As a parent, receiving your child’s NAPLAN results can be both exciting and overwhelming, especially if you’re unsure about how to interpret the data. Here’s a brief overview of how the results are collated and how to use them to help your child improve their core literacy and numeracy skills.

Understanding the purpose of NAPLAN

NAPLAN stands for National Assessment Program – Literacy and Numeracy, and it’s an annual test administered in Australian schools to students in Years 3, 5, 7, and 9. NAPLAN is a significant part of the Australian Curriculum Assessment and Reporting Authority (ACARA), and it’s designed to assess student performance and provide a detailed report on their achievements in literacy and numeracy in comparison to national averages. It’s important to note that NAPLAN is not a pass/fail test, but rather a tool for evaluating student performance in reading, writing, language conventions, and numeracy.

Understanding your child’s NAPLAN results

Your child’s results will be shown on achievement scales for each assessment area, with a number of ‘bands’ shown on the scale. The expected band level for your child’s year group will be clearly marked, alongside the average score for their year group nationwide and also for their school.

Your child’s personal score will be shown against this scale, so you can see whether they are working at a below average, average or higher than average level for their year group. You can also see how their school performed as a whole compared with other schools.

For NAPLAN results, the national minimum average band level will be shown on the scale. These are:

  • Band 2 for Year 3
  • Band 4 for Year 5
  • Band 5 for Year 7
  • Band 6 for Year 9

These results also represent a score, with the national average score for each year level typically around 500 for each subject. The higher the score, the better your child performed.
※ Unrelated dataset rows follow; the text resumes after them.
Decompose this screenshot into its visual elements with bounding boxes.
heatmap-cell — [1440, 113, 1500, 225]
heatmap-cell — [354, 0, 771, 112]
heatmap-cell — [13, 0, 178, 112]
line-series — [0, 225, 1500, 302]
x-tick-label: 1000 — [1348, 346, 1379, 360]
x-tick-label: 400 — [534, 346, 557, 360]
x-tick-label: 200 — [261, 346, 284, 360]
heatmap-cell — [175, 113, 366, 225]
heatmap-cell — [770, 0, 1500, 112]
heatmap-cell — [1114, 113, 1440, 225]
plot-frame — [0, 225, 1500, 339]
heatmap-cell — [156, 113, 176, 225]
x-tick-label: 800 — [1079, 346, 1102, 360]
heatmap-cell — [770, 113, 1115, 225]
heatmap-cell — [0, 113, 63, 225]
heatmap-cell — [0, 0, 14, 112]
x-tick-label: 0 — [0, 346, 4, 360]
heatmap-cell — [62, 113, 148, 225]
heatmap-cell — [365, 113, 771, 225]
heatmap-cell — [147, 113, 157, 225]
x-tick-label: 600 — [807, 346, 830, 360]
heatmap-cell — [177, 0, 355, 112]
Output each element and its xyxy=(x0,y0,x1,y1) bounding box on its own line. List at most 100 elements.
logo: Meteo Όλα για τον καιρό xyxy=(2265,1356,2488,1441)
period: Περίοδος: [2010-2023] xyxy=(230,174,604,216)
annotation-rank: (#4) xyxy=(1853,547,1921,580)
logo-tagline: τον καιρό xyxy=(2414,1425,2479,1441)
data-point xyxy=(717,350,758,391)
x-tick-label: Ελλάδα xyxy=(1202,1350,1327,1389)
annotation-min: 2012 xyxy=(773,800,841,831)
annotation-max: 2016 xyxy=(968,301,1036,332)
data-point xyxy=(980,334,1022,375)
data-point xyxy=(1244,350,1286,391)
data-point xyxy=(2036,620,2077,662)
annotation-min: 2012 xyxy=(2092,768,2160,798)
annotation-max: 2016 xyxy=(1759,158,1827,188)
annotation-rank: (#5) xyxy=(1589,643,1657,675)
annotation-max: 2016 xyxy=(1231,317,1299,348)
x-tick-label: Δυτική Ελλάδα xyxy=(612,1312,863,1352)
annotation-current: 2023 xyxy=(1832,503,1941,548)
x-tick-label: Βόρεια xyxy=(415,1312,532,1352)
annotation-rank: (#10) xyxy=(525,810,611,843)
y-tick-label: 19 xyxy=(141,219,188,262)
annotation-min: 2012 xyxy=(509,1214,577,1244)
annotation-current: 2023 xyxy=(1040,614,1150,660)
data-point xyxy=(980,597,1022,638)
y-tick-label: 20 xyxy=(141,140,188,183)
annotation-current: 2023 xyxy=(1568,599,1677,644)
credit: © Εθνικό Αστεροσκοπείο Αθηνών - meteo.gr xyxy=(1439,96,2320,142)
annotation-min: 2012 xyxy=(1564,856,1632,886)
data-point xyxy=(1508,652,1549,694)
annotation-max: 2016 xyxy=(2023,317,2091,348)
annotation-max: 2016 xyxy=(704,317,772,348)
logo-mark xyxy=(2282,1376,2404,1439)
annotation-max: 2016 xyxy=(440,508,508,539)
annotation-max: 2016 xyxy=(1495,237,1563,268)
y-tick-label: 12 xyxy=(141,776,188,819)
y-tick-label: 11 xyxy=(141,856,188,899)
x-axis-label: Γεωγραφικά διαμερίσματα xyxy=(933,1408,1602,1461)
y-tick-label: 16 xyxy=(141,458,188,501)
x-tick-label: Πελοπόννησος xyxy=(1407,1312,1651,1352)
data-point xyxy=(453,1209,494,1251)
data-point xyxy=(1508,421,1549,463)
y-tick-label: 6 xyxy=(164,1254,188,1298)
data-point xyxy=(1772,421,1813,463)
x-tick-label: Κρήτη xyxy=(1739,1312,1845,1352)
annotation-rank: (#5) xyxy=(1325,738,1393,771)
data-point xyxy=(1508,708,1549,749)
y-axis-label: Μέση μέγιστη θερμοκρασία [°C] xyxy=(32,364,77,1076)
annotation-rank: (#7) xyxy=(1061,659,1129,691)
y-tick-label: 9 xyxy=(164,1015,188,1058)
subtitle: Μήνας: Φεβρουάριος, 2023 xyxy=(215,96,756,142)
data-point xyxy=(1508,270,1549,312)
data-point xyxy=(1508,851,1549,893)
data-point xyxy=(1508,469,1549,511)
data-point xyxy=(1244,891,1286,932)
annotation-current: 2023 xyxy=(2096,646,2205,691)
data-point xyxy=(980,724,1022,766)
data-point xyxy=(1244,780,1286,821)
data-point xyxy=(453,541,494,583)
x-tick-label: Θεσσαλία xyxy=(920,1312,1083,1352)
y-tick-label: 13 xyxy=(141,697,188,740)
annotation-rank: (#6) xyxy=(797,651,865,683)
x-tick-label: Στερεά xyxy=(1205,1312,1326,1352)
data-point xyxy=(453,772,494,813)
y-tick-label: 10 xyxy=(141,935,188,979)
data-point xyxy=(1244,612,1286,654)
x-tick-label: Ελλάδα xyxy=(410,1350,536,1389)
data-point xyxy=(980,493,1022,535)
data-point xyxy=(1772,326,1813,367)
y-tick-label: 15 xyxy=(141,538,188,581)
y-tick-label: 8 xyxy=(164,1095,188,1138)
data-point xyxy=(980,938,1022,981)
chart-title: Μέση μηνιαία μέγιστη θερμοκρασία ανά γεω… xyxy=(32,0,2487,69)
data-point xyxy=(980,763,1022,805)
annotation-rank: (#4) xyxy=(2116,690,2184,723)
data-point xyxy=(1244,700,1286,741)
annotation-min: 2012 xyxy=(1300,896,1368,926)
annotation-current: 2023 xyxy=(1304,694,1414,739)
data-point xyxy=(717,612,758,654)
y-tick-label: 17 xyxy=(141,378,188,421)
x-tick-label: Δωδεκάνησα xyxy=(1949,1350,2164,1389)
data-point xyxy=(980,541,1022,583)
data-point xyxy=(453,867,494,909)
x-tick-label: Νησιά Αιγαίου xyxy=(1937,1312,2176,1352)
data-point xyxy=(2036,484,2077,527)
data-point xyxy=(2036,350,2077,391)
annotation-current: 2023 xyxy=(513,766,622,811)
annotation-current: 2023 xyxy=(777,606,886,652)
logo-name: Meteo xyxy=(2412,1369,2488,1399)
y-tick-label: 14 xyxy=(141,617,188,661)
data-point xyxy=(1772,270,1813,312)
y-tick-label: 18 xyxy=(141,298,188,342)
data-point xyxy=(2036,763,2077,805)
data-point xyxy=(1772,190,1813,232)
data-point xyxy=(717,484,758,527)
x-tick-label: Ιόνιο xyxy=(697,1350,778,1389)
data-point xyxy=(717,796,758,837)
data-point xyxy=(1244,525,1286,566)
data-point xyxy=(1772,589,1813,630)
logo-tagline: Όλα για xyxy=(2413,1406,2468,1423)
What to do if the results show knowledge gaps or learning issues

If you discover that your child has gaps in literacy and numeracy, there is no need to panic. There are plenty of ways to help your child address these areas of need. Education Perfect is an excellent resource for students who want to improve their core literacy and numeracy skills. It offers a variety of interactive lessons and quizzes that are aligned with the Australian Curriculum and can help your child improve their understanding of specific subject areas.

Additionally, encouraging your child to read and practice maths problems regularly can also help them improve their performance, as can regularly reading for enjoyment and comprehension.

Where to go for help

If you’re concerned about your child’s NAPLAN results, it’s essential to speak with their teacher. The teacher can provide more detailed information about your child’s performance and may suggest additional resources that can help. You can also contact the Assessment and Reporting Authority in your state or territory for more information about the NAP sample assessments and socio-educational data that are used to evaluate student performance.

Deciphering your child’s NAPLAN results can be confusing, but with a little understanding of the test’s purpose and how to interpret the results, you can use them to help your child see what they can do. 

Remember that NAPLAN is not the only measure of your child’s achievement, and there are many resources available to support your child’s learning and growth. By working with your child’s teacher and encouraging them to practise regularly, you can help them improve their performance and feel more confident in their abilities.